Under our case law, if there is to be a windfall either to an insurer or to an insured, the windfall should go to the insured.  Wallace, 302 N.W.2d at 340; Van Tassel v. Horace Mann Mut. Ins. Co., 296 Minn. 181, 187, 207 N.W.2d 348, 352 (1973).  We explained the reason for this rule in Van Tassel, stating that “it seems more just that the insured who has paid a premium should get all he paid for rather than that the insurer should escape liability for that for which it collected a premium.”  296 Minn. at 187, 207 N.W.2d at 352.  The situation here is somewhat different because Stout is seeking to recover benefits under a policy for which he did not pay a premium.  Nevertheless, the owner of the car that hit Stout did pay a premium to AMCO in exchange for a no-fault automobile insurance policy, and that policy obligates AMCO to provide coverage for loss suffered by uninsured pedestrians injured in accidents involving the car.  Echoing our statement in Van Tassel, “it seems more just” that, if there is to be a windfall, it should go to Stout rather than AMCO.

Affirmed.



[1]           The no-fault automobile insurance policy’s definition of “eligible insured person” included pedestrians sustaining bodily injury as a result of an “accident” involving the insured motor vehicle.

 

[2]           Under the Act, an injured person is entitled to basic economic loss benefits for loss suffered through “injury arising out of the maintenance or use of a motor vehicle.”  Minn. Stat. § 65B.44, subd. 1 (1998).  In determining whether an accident arises out of the maintenance or use of a motor vehicle, we have stated that one of the factors to consider is whether the vehicle was being used for transportation purposes.  Cont’l W. Ins. Co. v. Klug, 415 N.W.2d 876,878 (Minn. 1987); Classified Ins. Corp. v. Vodinelich, 368 N.W.2d 921, 923 (Minn. 1985).

 

[3]           Stout’s complaint also named the driver of the car and the owner of the car as defendants.

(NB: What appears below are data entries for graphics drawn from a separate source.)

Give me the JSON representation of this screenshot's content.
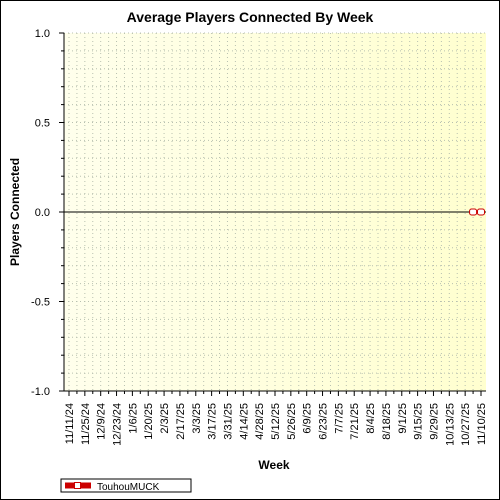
{
  "chart_data": {
    "type": "line",
    "title": "Average Players Connected By Week",
    "xlabel": "Week",
    "ylabel": "Players Connected",
    "ylim": [
      -1.0,
      1.0
    ],
    "yticks": [
      "1.0",
      "0.5",
      "0.0",
      "-0.5",
      "-1.0"
    ],
    "categories": [
      "11/11/24",
      "11/25/24",
      "12/9/24",
      "12/23/24",
      "1/6/25",
      "1/20/25",
      "2/3/25",
      "2/17/25",
      "3/3/25",
      "3/17/25",
      "3/31/25",
      "4/14/25",
      "4/28/25",
      "5/12/25",
      "5/26/25",
      "6/9/25",
      "6/23/25",
      "7/7/25",
      "7/21/25",
      "8/4/25",
      "8/18/25",
      "9/1/25",
      "9/15/25",
      "9/29/25",
      "10/13/25",
      "10/27/25",
      "11/10/25"
    ],
    "series": [
      {
        "name": "TouhouMUCK",
        "color": "#cc0000",
        "points": [
          {
            "x": "11/3/25",
            "y": 0
          },
          {
            "x": "11/10/25",
            "y": 0
          }
        ]
      }
    ],
    "grid": true,
    "legend": "bottom-left",
    "plot_background": [
      "#ffffe6",
      "#ffffd0"
    ]
  }
}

[4]            Section 65B.46, subd. 1, states that “[i]f the accident causing injury occurs in this state, every person suffering loss from injury arising out of maintenance or use of a motor vehicle * * * has a right to basic economic loss benefits.”

 

[5]            Section 65B.47, subd. 4(c), states that “[t]he security for payment of basic economic loss benefits applicable to injury to a person not otherwise covered [by a plan of reparation security] who is not the driver or other occupant of an involved motor vehicle is the security covering any involved motor vehicle.”

[6]           Of course this rule would not apply if the amount reflected on the bill was unreasonable or the result of an error by the medical service provider.